Uno delle ricette francesi più celebri: Asparagi verdi di Roques Hautes con mimosa di caviale Oscietra imperiale. Si trovano all'Hotel de Ville Crissier in Svizzera, 3 stelle Michelin
Ci spostiamo poco più a nord per i mazzetti di
Asparagi di Borgo d’Ale, in provincia di Vercelli, verdi con le punte rosse.

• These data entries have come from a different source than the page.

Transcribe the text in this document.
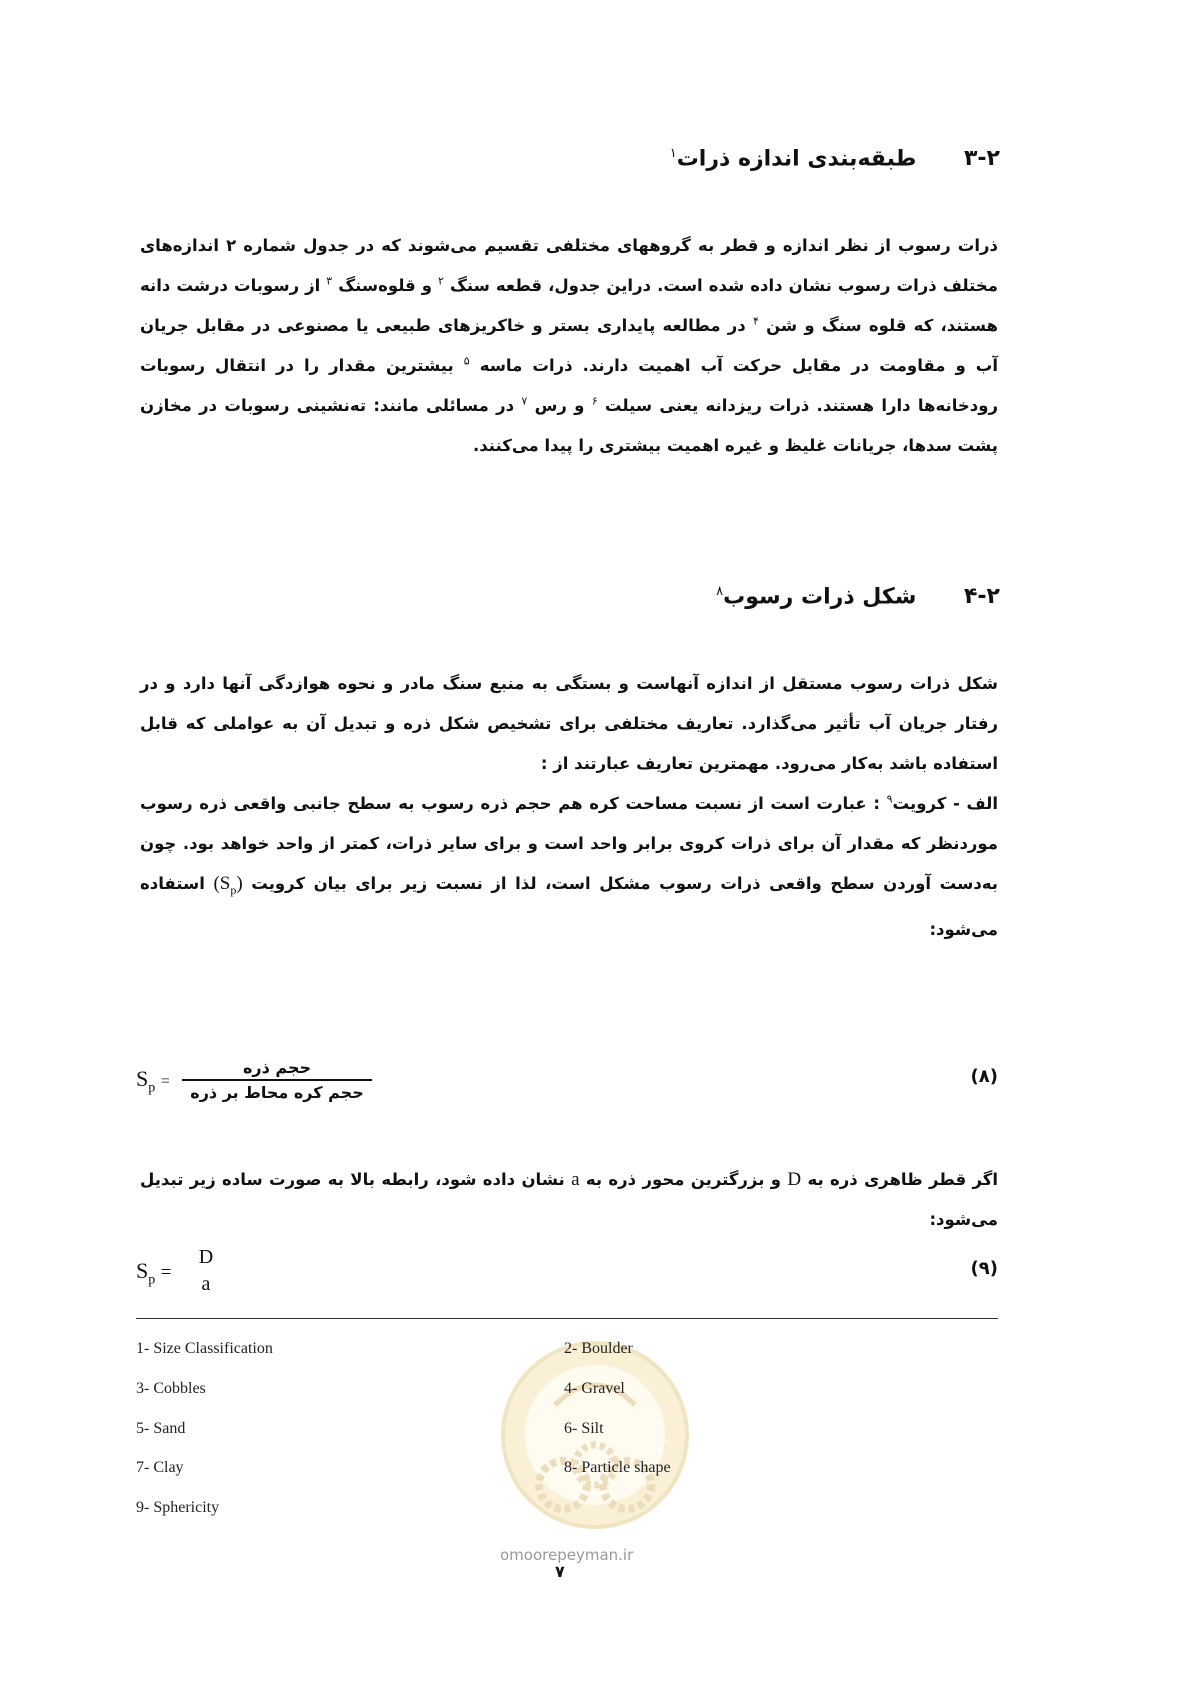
۳-۲ طبقه‌بندی اندازه ذرات$^۱$
ذرات رسوب از نظر اندازه و قطر به گروههای مختلفی تقسیم می‌شوند که در جدول شماره ۲ اندازه‌های مختلف ذرات رسوب نشان داده شده است. دراین جدول، قطعه سنگ $^۲$ و قلوه‌سنگ $^۳$ از رسوبات درشت دانه هستند، که قلوه سنگ و شن $^۴$ در مطالعه پایداری بستر و خاکریزهای طبیعی یا مصنوعی در مقابل جریان آب و مقاومت در مقابل حرکت آب اهمیت دارند. ذرات ماسه $^۵$ بیشترین مقدار را در انتقال رسوبات رودخانه‌ها دارا هستند. ذرات ریزدانه یعنی سیلت $^۶$ و رس $^۷$ در مسائلی مانند: ته‌نشینی رسوبات در مخازن پشت سدها، جریانات غلیظ و غیره اهمیت بیشتری را پیدا می‌کنند.
۴-۲ شکل ذرات رسوب$^۸$
شکل ذرات رسوب مستقل از اندازه آنهاست و بستگی به منبع سنگ مادر و نحوه هوازدگی آنها دارد و در رفتار جریان آب تأثیر می‌گذارد. تعاریف مختلفی برای تشخیص شکل ذره و تبدیل آن به عواملی که قابل استفاده باشد به‌کار می‌رود. مهمترین تعاریف عبارتند از :
الف - کرویت$^۹$ : عبارت است از نسبت مساحت کره هم حجم ذره رسوب به سطح جانبی واقعی ذره رسوب موردنظر که مقدار آن برای ذرات کروی برابر واحد است و برای سایر ذرات، کمتر از واحد خواهد بود. چون به‌دست آوردن سطح واقعی ذرات رسوب مشکل است، لذا از نسبت زیر برای بیان کرویت $(S_p)$ استفاده می‌شود:
$S_p$ =
حجم ذره
حجم کره محاط بر ذره
(۸)
اگر قطر ظاهری ذره به D و بزرگترین محور ذره به a نشان داده شود، رابطه بالا به صورت ساده زیر تبدیل می‌شود:
$S_p$ =
D
a
(۹)
1- Size Classification
3- Cobbles
5- Sand
7- Clay
9- Sphericity
2- Boulder
4- Gravel
6- Silt
8- Particle shape
omoorepeyman.ir
۷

E più ancora a est, per l’
Asparago di Mezzago in Brianza, «E' l’unica specie con la punta rosa, una caratteristica che gli viene dal fatto che la fase di sbiancamento a un certo punto esclude l’apice, che assume quella colorazione. Ha una caratteristica amarognola spiccata. Ne andava matto
Luigi Veronelli, che in stagione li consumava alla
Locanda degli Archinti di Cornate d’Adda. Parliamo di una produzione di appena 6 quintali, consumabili per soli 45 giorni all’anno».
E poi abbiamo assaggiato l’
Asparago Bianco di Bassano nel Vicentino,
il verde di Altedo (Bologna e Ferrara), quello della
Maremma, il
verde di Foggia, il sardo di Sassari... Una girandola non certo finita (pensate all'universo sterminato degli asparagi selvatici), un arcobaleno con cui dovremmo colorare piatti e palati solo nella stagione giusta, «Che per me», conclude
Fessia con un concetto fondamentale «si esaurisce tra 3 settimane. Dovremmo tenere bene a mente questa regola crudele e scoraggiare il dilagare dei prodotti tutti uguali, tutti verdi e dalla
shelf-life lunghissima». I non-asparagi.